По аналогии с собой врождённый альтруизм человека как социального животного, понимался теперь и как присущий природе и требуемый ей, при этом способной видеть ещё только намерения и наказать даже за мысли. В результате получает поддержку мораль, так как к другим факторам отбора более сплочённых сообществ, добавлялась ясная причина и для внутреннего самоконтроля. Что было особенно важно в эпоху, когда инстинкты уже не оказывали прежнего организующего и сдерживающего взаимную конкуренцию влияния, ввиду увеличения объёма личного опыта, а государственный аппарат контроля и наказания или сложные логические суждения ещё не существовали.

Таким образом вначале возникают приметы и обычаи, формализуются первые нормы поведения, становится понятен самый общий ход вещей. В то же время упор на традицию и потому отсутствие быстрого прогресса позволяло длительно «тестировать» и «шлифовать» культурное основание, на котором впоследствии возникнет современное общество, «цементировать» племена некоторого природного ареала общими ценностями, создавая цивилизации. Приверженность обычаю отражалась и в устройстве общества — например, в наследовании роли человека в нём или априорном авторитете людей высокого положения, как избранных «высшими силами», напрямую связанными с ними.

Отражением и проводником этих представлений возникают религии — первыми типами которой считаются анимизм и тотемизм. Имеющие в непосредственном основании интуитивные идеи, первые и наиболее общие теории, объясняющих бытие мира и человека, устанавливающие необходимые нормы поведения. К учению религии человек уже целенаправленно обращался выбирая поведение, тем самым одновременно увязывая его в едином просоциальном ключе с поведением остальных людей данной культуры. Как следствие, в контексте общего процесса накопления опыта и разделения труда выделяется и социальный институт, толкующий религию, начинаясь от шаманов и до современной церкви, объясняющий смысл учения религии применительно к конкретным ситуациям. При этом целостное, максимально общее и согласованное длительным применением содержание религий способствует их минимальной изменчивости в процессе познания, определяя их роль проводника наиболее консервативных ценностей.

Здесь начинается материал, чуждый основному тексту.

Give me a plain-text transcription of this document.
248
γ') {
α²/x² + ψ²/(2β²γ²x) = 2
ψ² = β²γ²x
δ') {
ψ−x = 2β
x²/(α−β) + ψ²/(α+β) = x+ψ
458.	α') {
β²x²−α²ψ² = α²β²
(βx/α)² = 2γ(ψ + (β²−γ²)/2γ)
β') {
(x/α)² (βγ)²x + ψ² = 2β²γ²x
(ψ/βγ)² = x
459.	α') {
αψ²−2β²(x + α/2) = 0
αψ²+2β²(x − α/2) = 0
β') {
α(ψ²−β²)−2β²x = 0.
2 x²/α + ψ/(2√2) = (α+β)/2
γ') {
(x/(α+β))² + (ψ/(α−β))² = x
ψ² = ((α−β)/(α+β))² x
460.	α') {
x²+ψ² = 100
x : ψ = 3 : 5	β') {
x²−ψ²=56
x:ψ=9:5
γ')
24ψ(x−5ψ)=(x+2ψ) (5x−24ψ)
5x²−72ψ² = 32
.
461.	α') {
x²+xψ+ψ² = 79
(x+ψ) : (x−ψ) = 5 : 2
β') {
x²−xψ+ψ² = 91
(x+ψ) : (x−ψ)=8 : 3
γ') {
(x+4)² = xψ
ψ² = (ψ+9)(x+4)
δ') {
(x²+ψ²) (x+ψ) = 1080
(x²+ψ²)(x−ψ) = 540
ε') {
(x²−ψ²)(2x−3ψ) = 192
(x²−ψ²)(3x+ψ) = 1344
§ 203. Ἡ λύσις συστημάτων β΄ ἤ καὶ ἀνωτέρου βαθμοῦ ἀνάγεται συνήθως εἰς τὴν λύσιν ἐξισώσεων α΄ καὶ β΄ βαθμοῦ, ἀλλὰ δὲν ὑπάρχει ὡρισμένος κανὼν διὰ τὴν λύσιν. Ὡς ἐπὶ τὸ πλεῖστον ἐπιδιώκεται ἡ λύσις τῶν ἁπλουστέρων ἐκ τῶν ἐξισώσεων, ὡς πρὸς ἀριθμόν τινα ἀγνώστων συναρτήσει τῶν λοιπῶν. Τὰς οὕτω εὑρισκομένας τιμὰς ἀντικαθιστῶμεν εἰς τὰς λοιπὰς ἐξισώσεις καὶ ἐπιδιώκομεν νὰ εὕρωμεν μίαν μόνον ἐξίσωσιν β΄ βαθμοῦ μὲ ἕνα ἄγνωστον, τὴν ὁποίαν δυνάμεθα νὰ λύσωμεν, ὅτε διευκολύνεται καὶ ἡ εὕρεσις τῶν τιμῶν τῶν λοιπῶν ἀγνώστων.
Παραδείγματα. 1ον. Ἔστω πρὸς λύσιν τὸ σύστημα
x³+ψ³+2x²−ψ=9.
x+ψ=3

По мере накопления опыта различие между живым и не живым уточняется, возникает идея созданности окружающего по аналогии с тем, как сам человек учился создавать. «Высшие силы» природы предстают уже больше как некие «отдельные» и «внешние» создатели природы, а не само окружающее, природа и человек понимаются более «самостоятельными», чем прежде. В результате возникает и смысл целенаправленного познания. Если раньше человек больше ожидал подсказок от природы в виде интуитивных озарений и знаков, имеющих магический смысл, а познание, по сути, заключалось только в их толковании в соответствии с традиционными взглядами, то сейчас появляется смысл и у «самостоятельного» мышления, активного и целенаправленного поиска новых решений, способных объяснить и улучшить жизнь.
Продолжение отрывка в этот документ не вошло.